4. The ability of political elites to impart drastic change is possibly overstated. Democratic elites seem to have have mixed success at policy. ‘Defund the police’ was DOA, same for the ‘George Floyd Justice in Policing Act,’ which got zero Republican votes. AOC is regarded as one of the least effective congresspeople. It was Manchin who stole the show. A case can be made that elites were more effective generations ago, such as during the Civil Rights era, compared to today, before they became overproduced.
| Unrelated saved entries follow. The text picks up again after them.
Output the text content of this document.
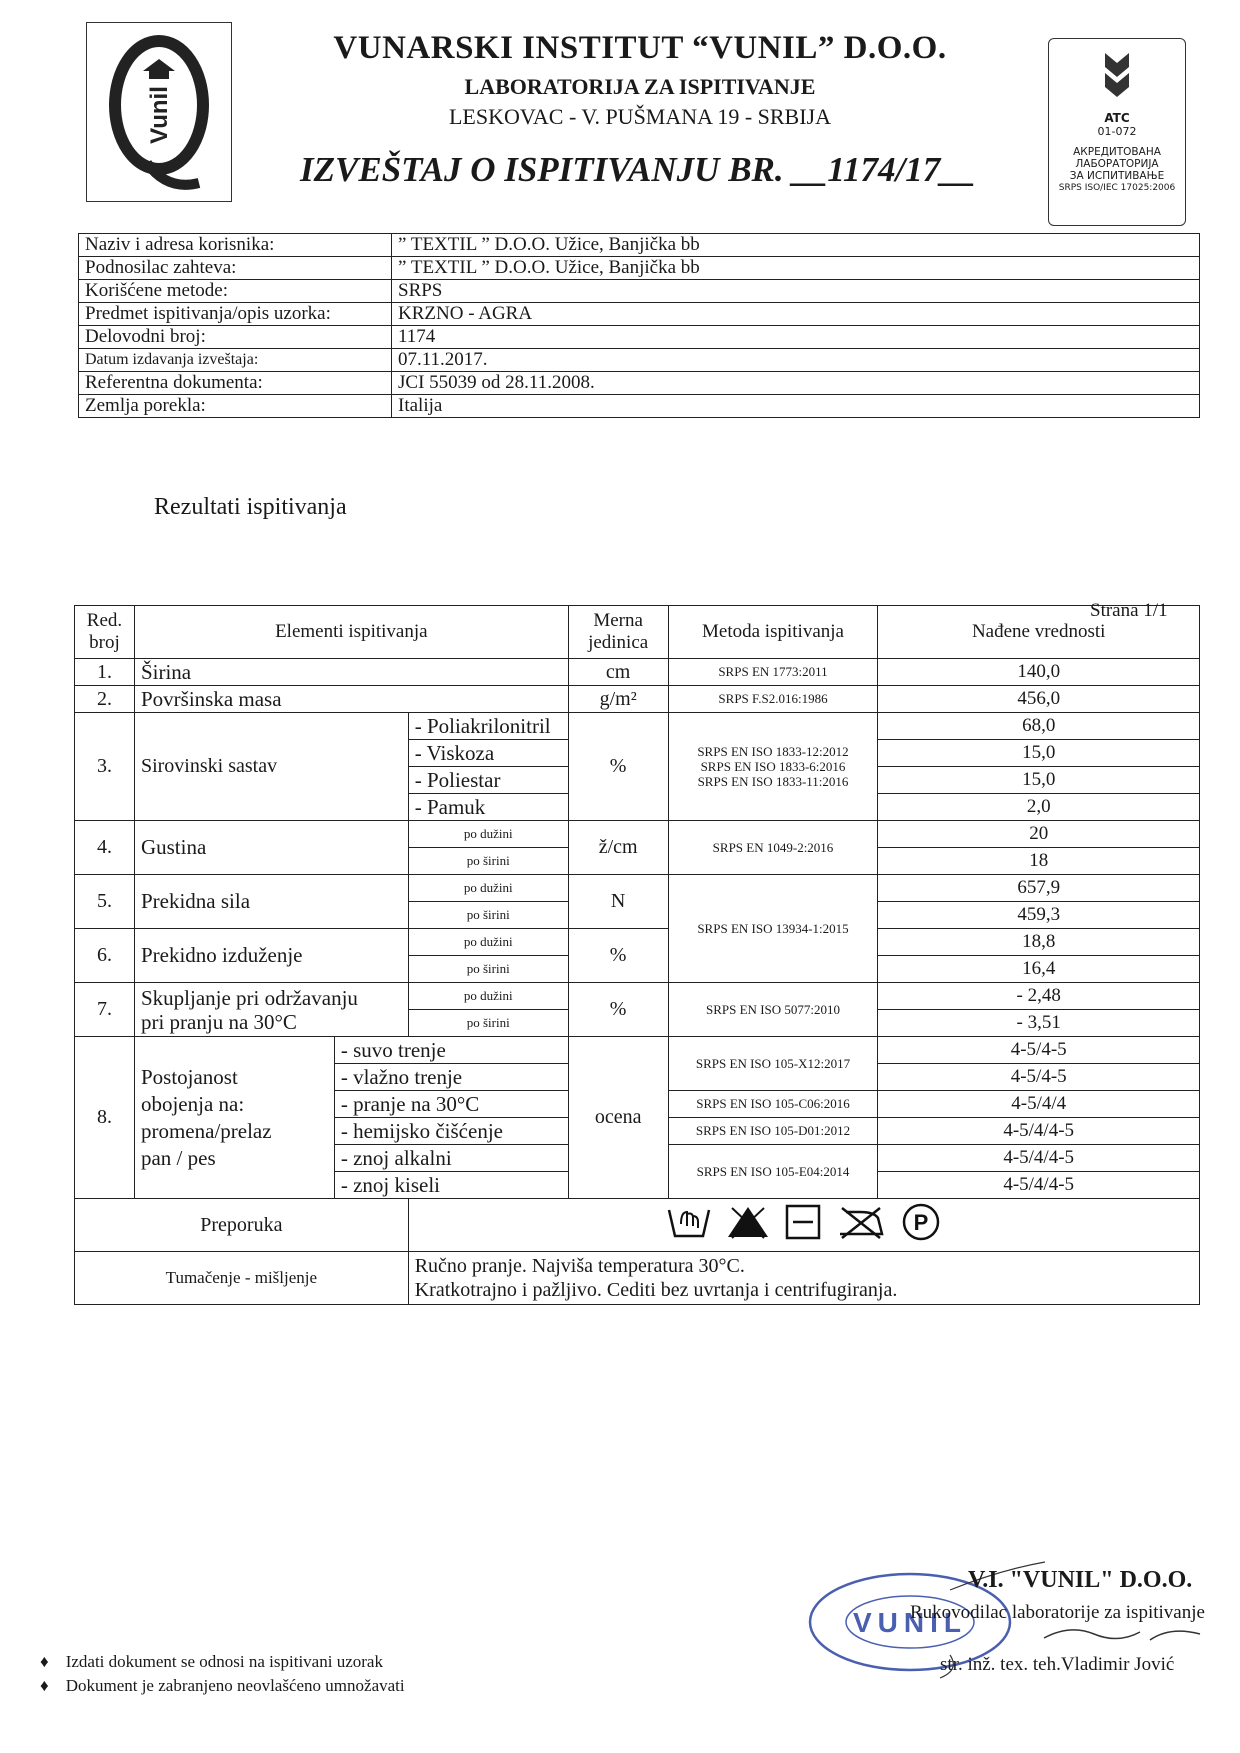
Vunil
VUNARSKI INSTITUT “VUNIL” D.O.O.
LABORATORIJA ZA ISPITIVANJE
LESKOVAC - V. PUŠMANA 19 - SRBIJA
IZVEŠTAJ O ISPITIVANJU BR. __1174/17__
ATC
01-072
АКРЕДИТОВАНА
ЛАБОРАТОРИЈА
ЗА ИСПИТИВАЊЕ
SRPS ISO/IEC 17025:2006
Naziv i adresa korisnika:	” TEXTIL ” D.O.O. Užice, Banjička bb
Podnosilac zahteva:	” TEXTIL ” D.O.O. Užice, Banjička bb
Korišćene metode:	SRPS
Predmet ispitivanja/opis uzorka:	KRZNO - AGRA
Delovodni broj:	1174
Datum izdavanja izveštaja:	07.11.2017.
Referentna dokumenta:	JCI 55039 od 28.11.2008.
Zemlja porekla:	Italija
Rezultati ispitivanja
Strana 1/1
Red. broj	Elementi ispitivanja			Merna jedinica	Metoda ispitivanja	Nađene vrednosti
1.	Širina			cm	SRPS EN 1773:2011	140,0
2.	Površinska masa			g/m²	SRPS F.S2.016:1986	456,0
3.	Sirovinski sastav		- Poliakrilonitril	%	SRPS EN ISO 1833-12:2012
SRPS EN ISO 1833-6:2016
SRPS EN ISO 1833-11:2016	68,0
			- Viskoza			15,0
			- Poliestar			15,0
			- Pamuk			2,0
4.	Gustina		po dužini	ž/cm	SRPS EN 1049-2:2016	20
			po širini			18
5.	Prekidna sila		po dužini	N	SRPS EN ISO 13934-1:2015	657,9
			po širini			459,3
6.	Prekidno izduženje		po dužini	%		18,8
			po širini			16,4
7.	Skupljanje pri održavanju
pri pranju na 30°C		po dužini	%	SRPS EN ISO 5077:2010	- 2,48
			po širini			- 3,51
8.	Postojanost
obojenja na:
promena/prelaz
pan / pes	- suvo trenje		ocena	SRPS EN ISO 105-X12:2017	4-5/4-5
		- vlažno trenje				4-5/4-5
		- pranje na 30°C			SRPS EN ISO 105-C06:2016	4-5/4/4
		- hemijsko čišćenje			SRPS EN ISO 105-D01:2012	4-5/4/4-5
		- znoj alkalni			SRPS EN ISO 105-E04:2014	4-5/4/4-5
		- znoj kiseli				4-5/4/4-5
Preporuka			P			

Tumačenje - mišljenje			Ručno pranje. Najviša temperatura 30°C.
Kratkotrajno i pažljivo. Cediti bez uvrtanja i centrifugiranja.			
VUNIL
V.I. "VUNIL" D.O.O.
Rukovodilac laboratorije za ispitivanje
str. inž. tex. teh.Vladimir Jović
♦ Izdati dokument se odnosi na ispitivani uzorak
♦ Dokument je zabranjeno neovlašćeno umnožavati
More elites means more competition within elites, like conservative vs. liberal elites.

They are all a part of the same bureaucracy.  The competition is invalid because the bureaucracy filters good people out.  You can't move up in the hierarchy with out accepting lies as 'training'.  You are going to get people dumb enough to believe it, or sociopaths who don't believe it but impose it anyway.  The conservatives don't even have an ideology- they are just nostalgic.  All they do is occasionally improve the economic situation, which makes things a little better for us, but also allows the bureaucracy to continue.  They entire left/right charade in the mainstream can be consider a type of internal stabilization for the bureaucracy. 

 Grey Enlightenment continued on with more examples, but frankly, it feels like elite overproduction is just something he saw on a blog somewhere, and he never really bothered to figure out what it was.  Additionally, the blind spot most people have, where they don't think about bureaucracy much at all, seems present here.  I suppose this is why the bureaucrats have been so successful with the term 'systematic racism'.  It shuts down real discussion about the system because it blames every failure on racism.  

Violence and social destabilization under these conditions can occur anywhere.  There does not need to be a bureaucracy involved.  The conditions are already here- the electrical grid, the water supply, roads, food, brainwashed people who think you are doing or thinking something wrong- it doesn't take much to put us into a flashpoint situation.  But if you aren't aware of how the bureaucracy caused these conditions, they'll just keep happening over and over.  They prefer us to be out here, squabbling with each other, rather than correctly identifying who is responsible and figuring out some way of removing them from power.